Yakında, metastatik prostat kanserinden muzdarip Polonyalı hastalara sunulan tedavi seçenekleri, yeni bir maddeyle genişleyebilir: kabazitaksel. Bir steroid anti-enflamatuar ilaç olan prednizon ile birlikte kullanıldığında, mevcut tedavinin sonuç getirmediği hastaların ömrünü önemli ölçüde uzatmaya izin verir. Dahası, klinik uygulamayı analiz eden çalışmalara göre, kabazitaksel kullanımı yaşam kalitesini iyileştirir ve hastalar arasında ağrı hissini azaltır.
Ancak hastalığı önlemenin en etkili yöntemi erken teşhistir. Rutin testler ve en küçük endikasyonlara bile tepki vermek hayat kurtarabilir.
- Erkekler arabalarına bakmayı sever.
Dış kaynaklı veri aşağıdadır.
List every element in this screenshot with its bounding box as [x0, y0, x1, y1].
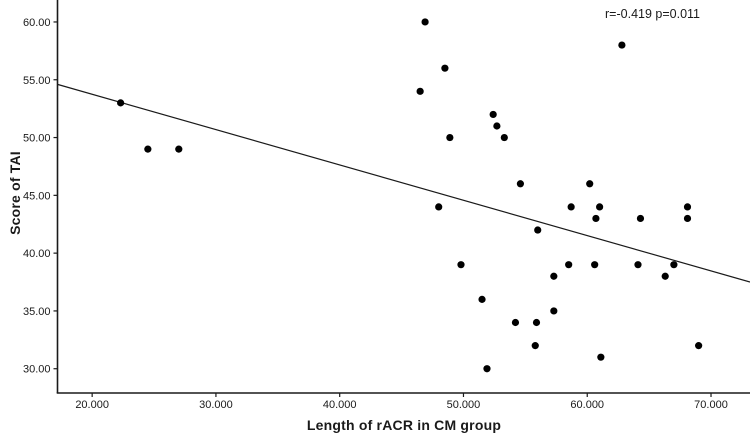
data-point — [446, 133, 454, 142]
x-tick-label: 70.000 — [694, 399, 728, 411]
y-axis-title: Score of TAI — [7, 151, 23, 235]
correlation-annotation: r=-0.419 p=0.011 — [605, 7, 700, 21]
data-point — [493, 122, 501, 130]
y-tick-label: 30.00 — [23, 364, 51, 376]
data-point — [618, 41, 626, 49]
data-point — [421, 18, 429, 26]
data-point — [683, 203, 692, 211]
x-tick-label: 20.000 — [75, 399, 109, 411]
data-point — [511, 318, 520, 327]
y-tick-label: 50.00 — [23, 133, 51, 145]
y-tick-label: 40.00 — [23, 248, 51, 260]
data-point — [441, 64, 449, 72]
data-point — [670, 261, 678, 269]
data-point — [457, 261, 465, 269]
data-point — [478, 295, 486, 303]
data-point — [586, 180, 594, 188]
data-point — [500, 133, 508, 142]
data-point — [567, 203, 575, 211]
data-point — [516, 180, 525, 188]
data-point — [597, 353, 605, 361]
y-tick-label: 45.00 — [23, 190, 51, 202]
x-tick-label: 30.000 — [199, 399, 233, 411]
data-point — [592, 214, 600, 223]
data-point — [144, 145, 152, 153]
data-point — [695, 342, 703, 350]
x-tick-label: 50.000 — [447, 399, 481, 411]
regression-line — [57, 83, 750, 283]
data-point — [117, 99, 125, 107]
data-point — [683, 214, 692, 223]
data-point — [489, 110, 497, 119]
y-tick-label: 55.00 — [23, 75, 51, 87]
x-tick-label: 60.000 — [570, 399, 604, 411]
data-point — [591, 261, 599, 269]
data-point — [531, 342, 539, 350]
data-point — [636, 214, 645, 223]
data-point — [534, 226, 542, 234]
data-point — [175, 145, 183, 153]
data-point — [634, 261, 642, 269]
x-tick-label: 40.000 — [323, 399, 357, 411]
x-axis-title: Length of rACR in CM group — [306, 417, 502, 433]
data-point — [565, 261, 573, 269]
data-point — [435, 203, 443, 211]
data-point — [596, 203, 604, 211]
y-tick-label: 60.00 — [23, 17, 51, 29]
data-point — [661, 272, 669, 280]
data-point — [550, 307, 558, 315]
data-point — [483, 365, 491, 373]
y-tick-label: 35.00 — [23, 306, 51, 318]
data-point — [550, 272, 558, 280]
data-point — [532, 318, 541, 327]
data-point — [416, 87, 424, 95]
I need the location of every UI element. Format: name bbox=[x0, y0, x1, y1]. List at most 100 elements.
Garajdan çıktıklarında kaza olasılığını düşünmezler. Ancak aracın verimli ve güvenli bir şekilde sürmesi için rutin kontrollere ihtiyaç vardır. Gladyatör derneğinden Marcin Włodarczyk, bu nedenle hasta olsun ya da olmasın tüm erkekler arabalarını beğenmeli, sağlıklarına dikkat etmeli ve düzenli kontrollerden geçmelidir.